Jeux Paralympiques de Paris 2024: des athlètes français aidés par Airbus pour améliorer leur matériel
Après des jours d’imagination, de réflexion, de conception, les ingénieurs d'Airbus n'ont pas conçu une partie d'un avion mais bien... un fauteuil roulant. Celui de David Toupé, joueur de para-badminton paraplégique.
"Là, les roues sont parfaitement positionnées. Chaque athlète a des réglages particuliers et si les roues sont plus devant ou plus derrière, ça conditionne mon déplacement, montre-t-il. Pouvoir bouger cela, ce n’est pas donné à tous les fauteuils. Les mains courantes et le grip sont aussi très importants. Dans mon sport on accélère sur trois mètres, on s’arrête, puis on repart.

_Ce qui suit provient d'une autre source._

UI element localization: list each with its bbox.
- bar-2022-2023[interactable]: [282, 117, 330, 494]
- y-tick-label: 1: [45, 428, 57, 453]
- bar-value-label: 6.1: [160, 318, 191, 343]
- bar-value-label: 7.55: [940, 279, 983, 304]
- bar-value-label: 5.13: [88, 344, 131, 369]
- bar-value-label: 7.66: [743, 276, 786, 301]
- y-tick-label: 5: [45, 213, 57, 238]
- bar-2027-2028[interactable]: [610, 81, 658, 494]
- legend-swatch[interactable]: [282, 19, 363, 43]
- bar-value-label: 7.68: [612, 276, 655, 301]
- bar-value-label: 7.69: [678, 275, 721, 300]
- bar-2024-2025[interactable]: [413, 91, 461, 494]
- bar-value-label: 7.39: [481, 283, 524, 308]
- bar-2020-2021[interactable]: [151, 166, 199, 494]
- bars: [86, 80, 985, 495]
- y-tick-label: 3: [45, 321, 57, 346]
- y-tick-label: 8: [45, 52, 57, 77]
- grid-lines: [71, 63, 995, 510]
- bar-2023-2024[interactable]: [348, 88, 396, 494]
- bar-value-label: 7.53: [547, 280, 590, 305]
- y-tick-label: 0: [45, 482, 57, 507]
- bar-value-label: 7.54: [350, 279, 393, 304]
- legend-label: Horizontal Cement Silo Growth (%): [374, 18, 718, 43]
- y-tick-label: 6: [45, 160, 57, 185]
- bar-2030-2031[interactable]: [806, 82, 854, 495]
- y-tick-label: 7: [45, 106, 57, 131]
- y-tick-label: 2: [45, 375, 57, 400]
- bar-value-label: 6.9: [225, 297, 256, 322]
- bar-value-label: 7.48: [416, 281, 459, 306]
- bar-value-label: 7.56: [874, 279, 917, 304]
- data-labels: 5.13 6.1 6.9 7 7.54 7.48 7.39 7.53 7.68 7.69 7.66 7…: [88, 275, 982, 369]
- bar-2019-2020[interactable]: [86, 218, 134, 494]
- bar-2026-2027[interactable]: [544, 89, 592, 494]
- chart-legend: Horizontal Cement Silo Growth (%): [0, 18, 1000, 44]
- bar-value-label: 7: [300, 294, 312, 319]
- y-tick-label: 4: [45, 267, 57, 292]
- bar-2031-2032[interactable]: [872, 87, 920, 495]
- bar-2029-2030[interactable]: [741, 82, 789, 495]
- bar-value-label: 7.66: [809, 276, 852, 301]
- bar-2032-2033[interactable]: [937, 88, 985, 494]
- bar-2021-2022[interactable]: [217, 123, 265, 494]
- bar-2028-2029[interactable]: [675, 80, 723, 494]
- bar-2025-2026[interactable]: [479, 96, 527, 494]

Et pour moi qui n’ai pas d’abdos, pouvoir arrêter le fauteuil sans être déséquilibré et pouvoir repartir demande des compétences physiques, mais aussi un matériel parfaitement réglé. Je gagne en puissance."
Dix-neuf projets au départ
Ce projet fait partie des dix-neuf idées sélectionnées (sur cinquante-cinq proposées) dans le cadre du partenariat entre Airbus et l'Agence Nationale du Sport. Cette collaboration, officialisée mi-mars, dure en réalité depuis mai 2022. Les sportifs "médaillables" ont été choisis en priorité. Ces para-athlètes travaillent avec des ingénieurs du constructeur aéronautique basé à Blagnac pour optimiser le "développement et l’innovation de matériel permettant d'améliorer les performances".

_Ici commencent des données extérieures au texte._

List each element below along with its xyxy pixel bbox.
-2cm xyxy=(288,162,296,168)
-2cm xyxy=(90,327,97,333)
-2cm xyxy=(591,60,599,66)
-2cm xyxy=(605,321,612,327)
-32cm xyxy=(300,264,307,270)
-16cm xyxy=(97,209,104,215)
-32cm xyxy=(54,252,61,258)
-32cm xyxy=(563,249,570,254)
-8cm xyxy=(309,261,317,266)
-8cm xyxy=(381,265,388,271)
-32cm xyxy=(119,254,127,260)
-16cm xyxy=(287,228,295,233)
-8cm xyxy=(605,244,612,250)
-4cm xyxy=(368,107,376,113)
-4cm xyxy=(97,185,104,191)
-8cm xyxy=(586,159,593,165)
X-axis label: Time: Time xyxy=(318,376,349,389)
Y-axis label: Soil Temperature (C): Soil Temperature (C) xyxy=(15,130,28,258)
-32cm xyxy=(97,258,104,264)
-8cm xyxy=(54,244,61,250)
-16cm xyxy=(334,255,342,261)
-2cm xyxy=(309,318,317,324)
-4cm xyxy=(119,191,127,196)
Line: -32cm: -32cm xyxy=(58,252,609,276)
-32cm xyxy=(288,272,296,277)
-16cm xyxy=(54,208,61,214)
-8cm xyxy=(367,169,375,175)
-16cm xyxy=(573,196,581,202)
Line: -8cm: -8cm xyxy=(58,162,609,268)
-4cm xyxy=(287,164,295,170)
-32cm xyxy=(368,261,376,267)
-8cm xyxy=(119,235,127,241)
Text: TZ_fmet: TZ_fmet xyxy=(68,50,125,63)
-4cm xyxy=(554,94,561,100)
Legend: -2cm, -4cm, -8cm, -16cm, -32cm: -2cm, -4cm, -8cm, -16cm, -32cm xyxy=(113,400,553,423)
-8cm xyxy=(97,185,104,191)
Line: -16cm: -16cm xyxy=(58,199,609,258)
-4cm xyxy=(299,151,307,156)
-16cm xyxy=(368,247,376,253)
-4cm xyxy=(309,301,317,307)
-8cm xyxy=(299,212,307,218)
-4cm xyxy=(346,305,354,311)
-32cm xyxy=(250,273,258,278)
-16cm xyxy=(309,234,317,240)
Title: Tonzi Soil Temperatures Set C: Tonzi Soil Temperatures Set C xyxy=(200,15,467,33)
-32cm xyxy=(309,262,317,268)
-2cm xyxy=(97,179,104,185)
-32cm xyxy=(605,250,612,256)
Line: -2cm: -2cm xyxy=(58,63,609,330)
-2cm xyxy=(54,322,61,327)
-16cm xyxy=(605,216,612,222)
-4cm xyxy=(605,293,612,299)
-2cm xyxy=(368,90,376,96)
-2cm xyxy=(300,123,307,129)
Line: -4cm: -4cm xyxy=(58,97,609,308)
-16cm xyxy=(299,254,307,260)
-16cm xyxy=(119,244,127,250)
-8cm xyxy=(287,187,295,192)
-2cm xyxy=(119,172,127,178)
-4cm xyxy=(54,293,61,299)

Elur Alberdi (para-aviron) veut par exemple faire évoluer son orthèse après une triple-fracture ouverte au poignet, tandis que le para-triathlète Alexis Hanquinquant se penche sur sa prothèse de jambe. "On regarde deux axes d’amélioration principaux. On ne se limite à rien, aujourd’hui tout est poussé, explique le triple champion du monde et champion paralympique à Tokyo, sans trop en dévoiler. Ce sont des gains qui peuvent paraître marginaux mais gagner dix ou quinze secondes ce n’est pas marginal du tout. Airbus a un côté novice dans la pratique, ce qui offre un regard différent et des solutions parfois plus rapides celles auxquelles j’aurais pu penser."
La question des règlements
Jusqu’ici, Hanquinquant travaillait principalement avec son propre prothésiste. Cyrille Mazure, en charge du para-triathlon à la Fédération, développe : "Cela peut se traduire par des gains de puissance à vélo. On regarde des aspects aérodynamiques, mécaniques, de poids de matériel, de maniabilité. On veut améliorer des choses qui fonctionnent bien, faites jusqu’ici de manière artisanale. On est amené à modifier des pièces, revoir leur géométrie."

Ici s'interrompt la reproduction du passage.